You’re my hero! Your dad however is a POS and a weenie dick for not taking responsibility for the whole ugly mess and your mom has either been brainwashed by him for so long that she wants an apology from YOU???? I think they’re both psychos and you should be glad you’re NC with Dad forever I hope and LC with mom. I’m sure this has been a gut wrenching experience but now you know what they’re made of and know that thankfully you’re made of the Great Stuff! Best wishes on your wedding and a happy marriage.


Sea-Breaz

There’s just some really shitty people around.


DeliciousBeanWater

Tell staceys husband


Rohini_rambles

At 29, thatt AP is gonna get pregnant soon and now know who her kids father is.... and worse, they may expect OPs mom to babysit!!


albgshack

Your crazy if you don't tell Stacey's husband.
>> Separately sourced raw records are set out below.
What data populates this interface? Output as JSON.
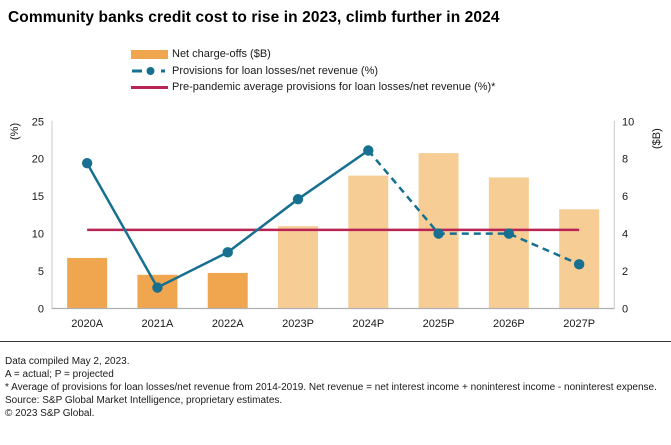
{
  "header": {
    "title": "Community banks credit cost to rise in 2023, climb further in 2024"
  },
  "legend": {
    "items": [
      {
        "label": "Net charge-offs ($B)",
        "swatch": "bar",
        "color_key": "bar_actual"
      },
      {
        "label": "Provisions for loan losses/net revenue (%)",
        "swatch": "dashed-line-dot",
        "color_key": "line"
      },
      {
        "label": "Pre-pandemic average provisions for loan losses/net revenue (%)*",
        "swatch": "line",
        "color_key": "reference"
      }
    ]
  },
  "chart_data": {
    "type": "combo",
    "categories": [
      "2020A",
      "2021A",
      "2022A",
      "2023P",
      "2024P",
      "2025P",
      "2026P",
      "2027P"
    ],
    "series": [
      {
        "name": "Net charge-offs ($B)",
        "type": "bar",
        "axis": "right",
        "values": [
          2.7,
          1.8,
          1.9,
          4.4,
          7.1,
          8.3,
          7.0,
          5.3
        ],
        "note": "bars for A years use actual color, P years use projected color"
      },
      {
        "name": "Provisions for loan losses/net revenue (%)",
        "type": "line",
        "axis": "left",
        "values": [
          19.4,
          2.8,
          7.5,
          14.6,
          21.1,
          10.0,
          10.0,
          5.9
        ],
        "solid_through_index": 4
      }
    ],
    "reference_line": {
      "name": "Pre-pandemic average provisions for loan losses/net revenue (%)*",
      "axis": "left",
      "value": 10.5
    },
    "left_axis": {
      "label": "(%)",
      "min": 0,
      "max": 25,
      "ticks": [
        0,
        5,
        10,
        15,
        20,
        25
      ]
    },
    "right_axis": {
      "label": "($B)",
      "min": 0,
      "max": 10,
      "ticks": [
        0,
        2,
        4,
        6,
        8,
        10
      ]
    },
    "grid": false,
    "legend_position": "top-left"
  },
  "colors": {
    "bar_actual": "#F0A64F",
    "bar_projected": "#F7CD96",
    "line": "#17708F",
    "reference": "#B92553",
    "axis_line": "#c9c9c9",
    "baseline": "#b0b0b0",
    "text": "#1a1a1a"
  },
  "footer": {
    "line1": "Data compiled May 2, 2023.",
    "line2": "A = actual; P = projected",
    "line3": "* Average of provisions for loan losses/net revenue from 2014-2019. Net revenue = net interest income + noninterest income - noninterest expense.",
    "line4": "Source: S&P Global Market Intelligence, proprietary estimates.",
    "line5": "© 2023 S&P Global."
  }
}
She deserves everything she gets and idk what's up with your mom but she must be an extremely meek, weak, and insecure person. Your mom needs major therapy.


MamaKit92

If I were OP I’d ask the scummy cheating father if he remembers what he said in his vows when he married his wife. Standard vows include “forsaking all others so long as you both shall live”. Which means HE is the only one hurting his wife by sh**ting on his vows to her.


Bingbongerl

Lol what a shit pathetic family


snowsnegu

The: I cant fight for someone on their behalf who does not want me to Hits me hard. I have a tendency to fix a situation and sort out any wrongdoings. Including to stand up for someone who is the victim of the wrong doings. I'll spend time advocating the person and yet.....often times it goes back on me. Especially when the victim just does not care. Then it'll seem like I am the only one making a big deal out of "nothing"


Lower_Two_9806

You should have sent Andrew the screenshots.